Gesù Cristo risorge dai morti perché tutto il suo essere è perfetta e intima unione con Dio, che è la verità cioè l'amore davvero più forte della morte. Egli era una cosa sola con la Vita indistruttibile e pertanto poteva donare la propria vita lasciandosi uccidere, ma non poteva soccombere definitivamente alla morte: in concreto nell'Ultima Cena egli ha anticipato e accettato per amore la propria morte in croce, trasformandola così nel dono di sé, quel dono che ci dà la vita, ci libera e ci salva: è la Verità che libera dalla schiavitù dell'ignoranza di non sapere da dove veniamo e qual è la meta dell'anima e del corpo!
Nell'epistola Paolo ci spiega che questa pienezza ci viene comunicata per mezzo del battesimo, che è realmente morte e risurrezione, rinascita, trasformazione in una vita nuova: "Non sono più io che vivo, ma Cristo vive in me", san Paolo nella Lettera ai Galati (2,20). E' stata cambiata la mia identità essenziale e io continuo ad esistere soltanto in questo cambiamento.
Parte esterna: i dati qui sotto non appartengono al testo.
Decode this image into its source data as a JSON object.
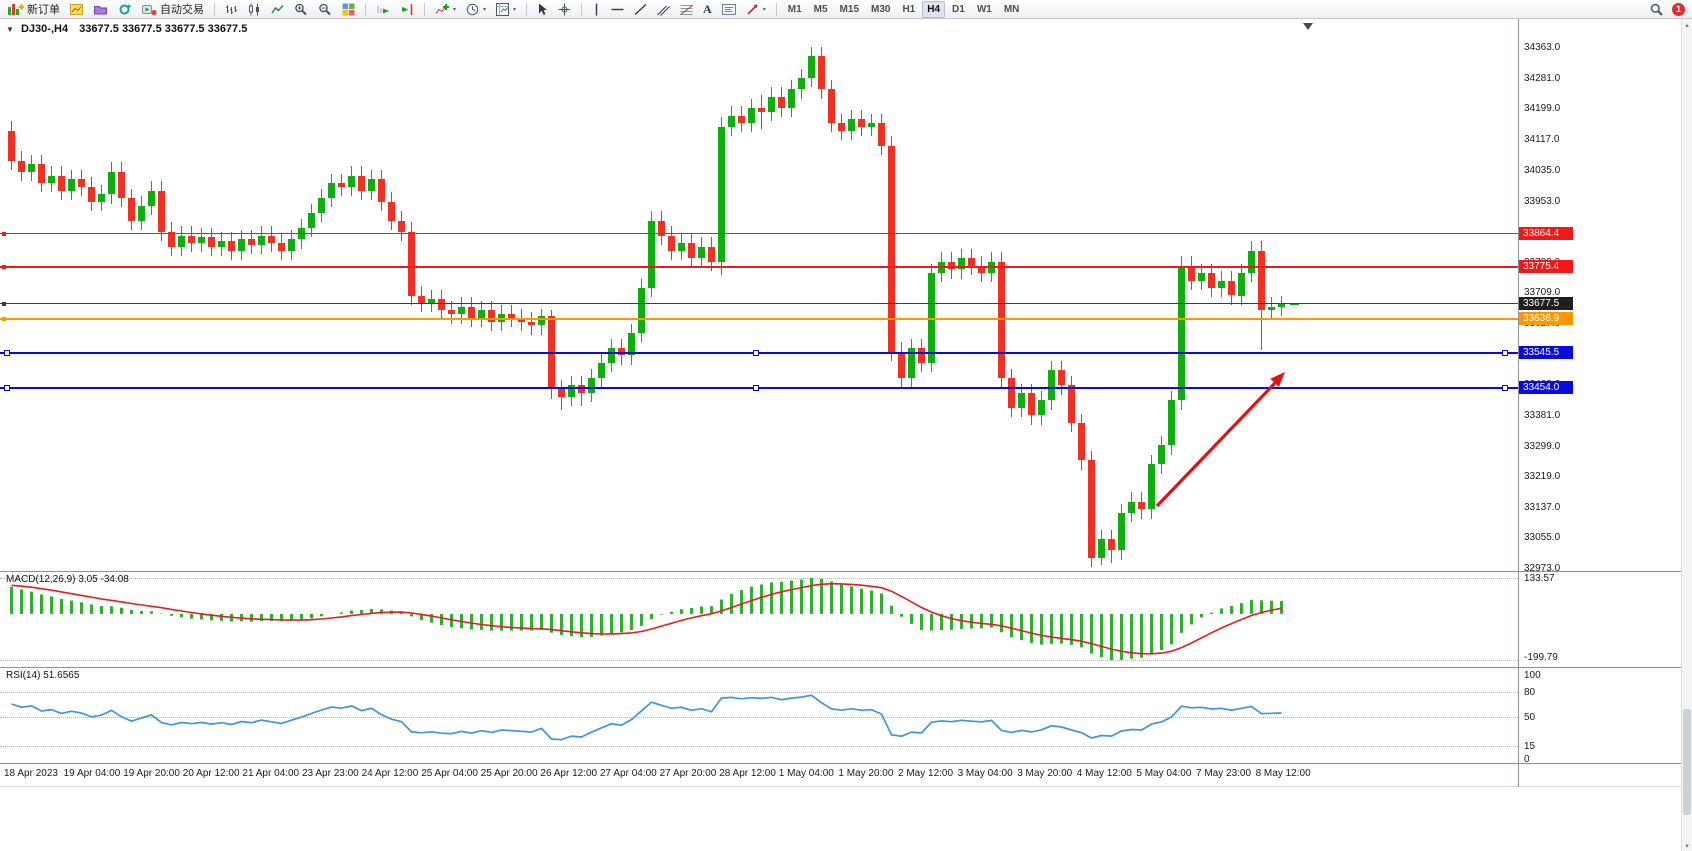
{
  "toolbar": {
    "new_order_label": "新订单",
    "autotrading_label": "自动交易",
    "timeframes": [
      "M1",
      "M5",
      "M15",
      "M30",
      "H1",
      "H4",
      "D1",
      "W1",
      "MN"
    ],
    "active_timeframe": "H4",
    "text_tool_label": "A",
    "notification_count": "1"
  },
  "chart": {
    "symbol_period": "DJ30-,H4",
    "quotes": "33677.5 33677.5 33677.5 33677.5"
  },
  "colors": {
    "up": "#0eae0e",
    "down": "#ee3124"
  },
  "price_axis": {
    "ticks": [
      "34363.0",
      "34281.0",
      "34199.0",
      "34117.0",
      "34035.0",
      "33953.0",
      "33871.0",
      "33789.0",
      "33709.0",
      "33627.0",
      "33545.0",
      "33463.0",
      "33381.0",
      "33299.0",
      "33219.0",
      "33137.0",
      "33055.0",
      "32973.0"
    ]
  },
  "hlines": [
    {
      "price": 33864.4,
      "label": "33864.4",
      "color": "#f01818",
      "badge": "#f01818",
      "width": 1,
      "handles": false
    },
    {
      "price": 33775.4,
      "label": "33775.4",
      "color": "#f01818",
      "badge": "#f01818",
      "width": 2,
      "handles": false
    },
    {
      "price": 33677.5,
      "label": "33677.5",
      "color": "#3c3c3c",
      "badge": "#1f1f1f",
      "width": 1,
      "handles": false
    },
    {
      "price": 33636.9,
      "label": "33636.9",
      "color": "#ff9800",
      "badge": "#ff9800",
      "width": 2,
      "handles": false
    },
    {
      "price": 33545.5,
      "label": "33545.5",
      "color": "#0a0ae0",
      "badge": "#0a0ae0",
      "width": 2,
      "handles": true
    },
    {
      "price": 33454.0,
      "label": "33454.0",
      "color": "#0a0ae0",
      "badge": "#0a0ae0",
      "width": 2,
      "handles": true
    }
  ],
  "macd": {
    "label": "MACD(12,26,9) 3.05 -34.08",
    "axis_max": "133.57",
    "axis_min": "-199.79",
    "bar_color": "#2fae2f",
    "signal_color": "#e02020"
  },
  "rsi": {
    "label": "RSI(14) 51.6565",
    "levels": [
      "100",
      "80",
      "50",
      "15",
      "0"
    ],
    "dotted_levels": [
      "80",
      "50",
      "15"
    ],
    "line_color": "#3f96d9"
  },
  "time_axis": {
    "labels": [
      "18 Apr 2023",
      "19 Apr 04:00",
      "19 Apr 20:00",
      "20 Apr 12:00",
      "21 Apr 04:00",
      "23 Apr 23:00",
      "24 Apr 12:00",
      "25 Apr 04:00",
      "25 Apr 20:00",
      "26 Apr 12:00",
      "27 Apr 04:00",
      "27 Apr 20:00",
      "28 Apr 12:00",
      "1 May 04:00",
      "1 May 20:00",
      "2 May 12:00",
      "3 May 04:00",
      "3 May 20:00",
      "4 May 12:00",
      "5 May 04:00",
      "7 May 23:00",
      "8 May 12:00"
    ]
  },
  "annotation": {
    "arrow_color": "#e01212"
  },
  "chart_data": {
    "type": "candlestick",
    "symbol": "DJ30-",
    "timeframe": "H4",
    "indicator_seed_closes": [
      33500,
      33520,
      33560,
      33540,
      33600,
      33640,
      33620,
      33680,
      33720,
      33700,
      33760,
      33800,
      33780,
      33840,
      33880,
      33860,
      33920,
      33960,
      33940,
      34000,
      34040,
      34020,
      34080,
      34120,
      34100,
      34140,
      34160,
      34120,
      34150,
      34140
    ],
    "candles": [
      [
        34140,
        34165,
        34035,
        34060
      ],
      [
        34060,
        34085,
        34005,
        34030
      ],
      [
        34030,
        34075,
        34005,
        34050
      ],
      [
        34050,
        34075,
        33975,
        34000
      ],
      [
        34000,
        34045,
        33975,
        34020
      ],
      [
        34020,
        34045,
        33955,
        33980
      ],
      [
        33980,
        34035,
        33955,
        34010
      ],
      [
        34010,
        34035,
        33965,
        33990
      ],
      [
        33990,
        34015,
        33925,
        33950
      ],
      [
        33950,
        33995,
        33925,
        33970
      ],
      [
        33970,
        34055,
        33945,
        34030
      ],
      [
        34030,
        34055,
        33935,
        33960
      ],
      [
        33960,
        33985,
        33875,
        33900
      ],
      [
        33900,
        33965,
        33875,
        33940
      ],
      [
        33940,
        34005,
        33915,
        33980
      ],
      [
        33980,
        34005,
        33845,
        33870
      ],
      [
        33870,
        33895,
        33805,
        33830
      ],
      [
        33830,
        33885,
        33805,
        33860
      ],
      [
        33860,
        33885,
        33815,
        33840
      ],
      [
        33840,
        33880,
        33815,
        33855
      ],
      [
        33855,
        33880,
        33805,
        33830
      ],
      [
        33830,
        33870,
        33805,
        33845
      ],
      [
        33845,
        33870,
        33795,
        33820
      ],
      [
        33820,
        33875,
        33795,
        33850
      ],
      [
        33850,
        33875,
        33810,
        33835
      ],
      [
        33835,
        33885,
        33810,
        33860
      ],
      [
        33860,
        33885,
        33815,
        33840
      ],
      [
        33840,
        33865,
        33795,
        33820
      ],
      [
        33820,
        33875,
        33795,
        33850
      ],
      [
        33850,
        33905,
        33825,
        33880
      ],
      [
        33880,
        33945,
        33855,
        33920
      ],
      [
        33920,
        33985,
        33895,
        33960
      ],
      [
        33960,
        34025,
        33935,
        34000
      ],
      [
        34000,
        34025,
        33965,
        33990
      ],
      [
        33990,
        34045,
        33965,
        34020
      ],
      [
        34020,
        34045,
        33955,
        33980
      ],
      [
        33980,
        34035,
        33955,
        34010
      ],
      [
        34010,
        34035,
        33925,
        33950
      ],
      [
        33950,
        33975,
        33875,
        33900
      ],
      [
        33900,
        33925,
        33845,
        33870
      ],
      [
        33870,
        33895,
        33675,
        33700
      ],
      [
        33700,
        33725,
        33655,
        33680
      ],
      [
        33680,
        33715,
        33655,
        33690
      ],
      [
        33690,
        33715,
        33635,
        33660
      ],
      [
        33660,
        33685,
        33625,
        33650
      ],
      [
        33650,
        33695,
        33625,
        33670
      ],
      [
        33670,
        33695,
        33615,
        33640
      ],
      [
        33640,
        33685,
        33615,
        33660
      ],
      [
        33660,
        33685,
        33605,
        33630
      ],
      [
        33630,
        33675,
        33605,
        33650
      ],
      [
        33650,
        33675,
        33615,
        33640
      ],
      [
        33640,
        33665,
        33605,
        33630
      ],
      [
        33630,
        33655,
        33595,
        33620
      ],
      [
        33620,
        33665,
        33595,
        33645
      ],
      [
        33645,
        33660,
        33425,
        33450
      ],
      [
        33450,
        33475,
        33395,
        33430
      ],
      [
        33430,
        33485,
        33405,
        33460
      ],
      [
        33460,
        33485,
        33405,
        33440
      ],
      [
        33440,
        33505,
        33415,
        33480
      ],
      [
        33480,
        33545,
        33455,
        33520
      ],
      [
        33520,
        33585,
        33495,
        33560
      ],
      [
        33560,
        33585,
        33515,
        33540
      ],
      [
        33540,
        33625,
        33515,
        33600
      ],
      [
        33600,
        33745,
        33575,
        33720
      ],
      [
        33720,
        33925,
        33695,
        33900
      ],
      [
        33900,
        33925,
        33835,
        33860
      ],
      [
        33860,
        33885,
        33795,
        33820
      ],
      [
        33820,
        33865,
        33795,
        33840
      ],
      [
        33840,
        33865,
        33775,
        33800
      ],
      [
        33800,
        33855,
        33775,
        33830
      ],
      [
        33830,
        33855,
        33765,
        33790
      ],
      [
        33790,
        34175,
        33755,
        34150
      ],
      [
        34150,
        34205,
        34125,
        34180
      ],
      [
        34180,
        34205,
        34135,
        34160
      ],
      [
        34160,
        34225,
        34135,
        34200
      ],
      [
        34200,
        34235,
        34145,
        34190
      ],
      [
        34190,
        34255,
        34165,
        34230
      ],
      [
        34230,
        34255,
        34175,
        34200
      ],
      [
        34200,
        34275,
        34175,
        34250
      ],
      [
        34250,
        34305,
        34225,
        34280
      ],
      [
        34280,
        34363,
        34255,
        34340
      ],
      [
        34340,
        34363,
        34225,
        34250
      ],
      [
        34250,
        34275,
        34135,
        34160
      ],
      [
        34160,
        34185,
        34115,
        34140
      ],
      [
        34140,
        34195,
        34115,
        34170
      ],
      [
        34170,
        34195,
        34125,
        34150
      ],
      [
        34150,
        34185,
        34125,
        34160
      ],
      [
        34160,
        34185,
        34075,
        34100
      ],
      [
        34100,
        34125,
        33525,
        33550
      ],
      [
        33550,
        33575,
        33455,
        33480
      ],
      [
        33480,
        33585,
        33455,
        33560
      ],
      [
        33560,
        33585,
        33495,
        33520
      ],
      [
        33520,
        33785,
        33495,
        33760
      ],
      [
        33760,
        33815,
        33735,
        33790
      ],
      [
        33790,
        33815,
        33745,
        33770
      ],
      [
        33770,
        33825,
        33745,
        33800
      ],
      [
        33800,
        33825,
        33755,
        33780
      ],
      [
        33780,
        33805,
        33735,
        33760
      ],
      [
        33760,
        33815,
        33735,
        33790
      ],
      [
        33790,
        33815,
        33455,
        33480
      ],
      [
        33480,
        33505,
        33375,
        33400
      ],
      [
        33400,
        33465,
        33375,
        33440
      ],
      [
        33440,
        33465,
        33355,
        33380
      ],
      [
        33380,
        33445,
        33355,
        33420
      ],
      [
        33420,
        33525,
        33395,
        33500
      ],
      [
        33500,
        33525,
        33435,
        33460
      ],
      [
        33460,
        33485,
        33335,
        33360
      ],
      [
        33360,
        33385,
        33235,
        33260
      ],
      [
        33260,
        33285,
        32975,
        33000
      ],
      [
        33000,
        33075,
        32980,
        33050
      ],
      [
        33050,
        33075,
        32985,
        33020
      ],
      [
        33020,
        33145,
        32995,
        33120
      ],
      [
        33120,
        33175,
        33095,
        33150
      ],
      [
        33150,
        33175,
        33105,
        33130
      ],
      [
        33130,
        33275,
        33105,
        33250
      ],
      [
        33250,
        33325,
        33225,
        33300
      ],
      [
        33300,
        33445,
        33275,
        33420
      ],
      [
        33420,
        33805,
        33395,
        33780
      ],
      [
        33780,
        33805,
        33715,
        33740
      ],
      [
        33740,
        33785,
        33715,
        33760
      ],
      [
        33760,
        33785,
        33695,
        33720
      ],
      [
        33720,
        33765,
        33695,
        33740
      ],
      [
        33740,
        33765,
        33675,
        33700
      ],
      [
        33700,
        33785,
        33675,
        33760
      ],
      [
        33760,
        33845,
        33735,
        33820
      ],
      [
        33820,
        33845,
        33555,
        33660
      ],
      [
        33660,
        33695,
        33635,
        33670
      ],
      [
        33670,
        33700,
        33645,
        33677.5
      ]
    ]
  }
}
Il mio proprio io mi viene tolto e viene inserito in un nuovo soggetto più grande, nel quale il mio c'è di nuovo, ma trasformato, purificato, "aperto" mediante l'inserimento nell'altro, nel quale acquista il suo nuovo spazio di esistenza. Diventiamo così "uno in Cristo" (Gal 3,28), un unico soggetto nuovo, e il nostro io viene liberato dal suo isolamento, oggi dall'egemonia del liberismo di erigere la libertà individuale a valore fondamentale al quale tutti gli altri dovrebbero sottostare, escludendo Dio dalla cultura e dalla vita pubblica, riconducendo l'etica entro in confini nel relativismo e dell'utilitarismo, con l'esclusione di ogni principio morale che sia valido e vincolante per se stesso. "Io, ma non più io": è questa la formula del personalismo cristiano fondato sul Battesimo, la formula della risurrezione dentro il tempo, la formula della "novità" cristiana, della fede a livello di dottrina sociale chiamata a trasformare il mondo. Qui, in questa notte, sta la nostra gioia pasquale, chiamati a divenire donne e uomini  nuovi, per poter essere testimoni del Risorto e in tal modo portatori di gioia e della speranza cristiana nel mondo, in concreto in quella comunità di uomini entro la quale viviamo. Maria assunta in cielo, giunta alla meta in anima e corpo, ci è segno di speranza e di consolazione.